Please let us know your free update

A new method of artificial intelligence is a new method to prevent users from bringing out harmful content from the models to protect the risks caused by major technology groups such as Microsoft and metrace from the most advanced technology. Is demonstrated.

A paper published on Monday explained an outline of a new system called the “Constitutional Classification”. This is a model that functions as a protective layer on a large language model, such as monitoring both input and output of harmful content, and moving a human Claude chatbot.

Development by humanity in discussions to raise $ 2 billion with a $ 60 billion evaluation is increasing in industry concerns about prison. We try to generate illegal or dangerous information, such as manipulating AI models to create instructions for building chemical weapons.

Other companies are also competing for the fact that companies can safely adopt AI models, which helps them to avoid regulatory scrutiny, and to provide measures to protect them. Microsoft introduced Prompt Shields last March, but Meta introduced a quick guard model last July.

MRINANK Sharma, a member of human technical staff, states: “The main motivation behind the work was a severe chemical substance (weapon) (but) the real advantage of this method is the ability to promptly adapt.”

Humans said that they would not use the system immediately in the current Claude model, but said they would consider implementing it if a risk model was released in the future. Sharma added as follows.

The solution proposed by the startup has been built based on the so -called rules of the so -called rules, which can be defined and restricted and adapt to various types of materials.

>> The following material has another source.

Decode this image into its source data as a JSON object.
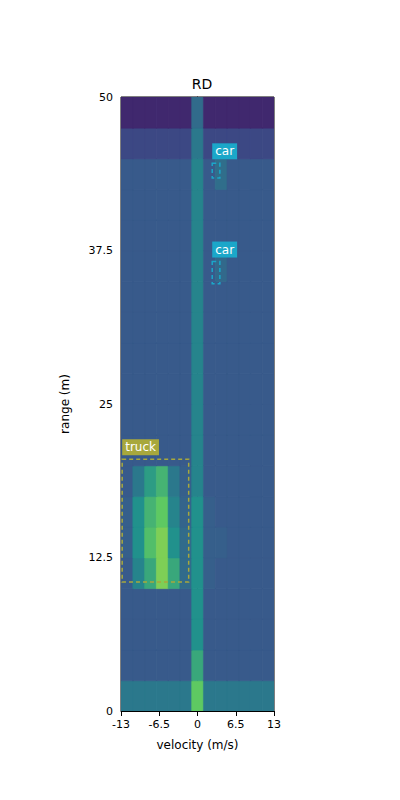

It is well known that some jailbreak attempts are to use abnormal capitalization at the prompt or use the grandmother’s persona to ask a model to talk about the evil topics. 。

Recommendation

To verify the effectiveness of the system, humankind has provided up to $ 15,000 “bug bounty” to individuals who have tried to bypass security measures. These testers, known as Red Teamers, spent more than 3,000 hours trying to break through their defense.

Anthropic’s Claude 3.5 Sonnet model refused to over 95 % of the classified tricks compared to 14 % without safe guards.

Major high -tech companies are trying to reduce the number of misuse of models, but are trying to maintain their usefulness. In many cases, if the easing means is introduced, the model may be cautious and refuse benign requests such as Google’s Gemini Image Generator and Meta’s LLAMA 2 initial version. “

However, if these protections are added, you will be charged an additional cost for companies that have already paid a large amount of computing power required for model training and execution. Humanity stated that the “reasoning overhead”, which is the cost of performing a model, will increase by almost 24 %.

Test virtualato performed with the latest model showing the effectiveness of human classifier

Security experts argued that such a generated chatbot accessible characteristics have enabled ordinary people without prior knowledge to extract dangerous information.

“In 2016, the threat actor we kept in mind was a really powerful national state enemy,” said Ram Shankar Siva Kumar, who leads Microsoft’s AI RED team. “Now, one of my threat actors is a teenager with the mouth of the toilet.”

Source link

What's Hot

Who is Graham Platner, the oyster farmer running for Maine Senate? | US News

Lessons to learn how to make your code vibrate using AI like ChatGPT

Masala Bond: DBS faces IT-related prosecution over 2019 Masala Bond investment

Humans proceed with “jailbreak” and stop the AI model to produce harmful results.

AI systems learn from many types of scientific information and run experiments to discover new materials | MIT News

Among the most troublesome relationships in healthcare AI

Does access to AI become a fundamental human right? Sam Altman says, “Everyone would want…”

20 Most Anticipated Sex Movies of 2025

President Trump’s SEC nominee Paul Atkins marries multi-billion dollar roof fortune

How to tell the difference between fake and genuine Adidas Sambas

Alice Munro’s Passive Voice | New Yorker

AI systems learn from many types of scientific information and run experiments to discover new materials | MIT News

Among the most troublesome relationships in healthcare AI

Does access to AI become a fundamental human right? Sam Altman says, “Everyone would want…”

Google’s Gemini AI is on TV

Our Picks

Who is Graham Platner, the oyster farmer running for Maine Senate? | US News

Lessons to learn how to make your code vibrate using AI like ChatGPT

Masala Bond: DBS faces IT-related prosecution over 2019 Masala Bond investment

Most Popular

10 things you should never say to an AI chatbot

Character.AI faces lawsuit over child safety concerns

Analyst warns Salesforce investors about AI agent optimism

Subscribe to Updates

What's Hot

Humans proceed with “jailbreak” and stop the AI ​​model to produce harmful results.

Related Posts

Humans proceed with “jailbreak” and stop the AI model to produce harmful results.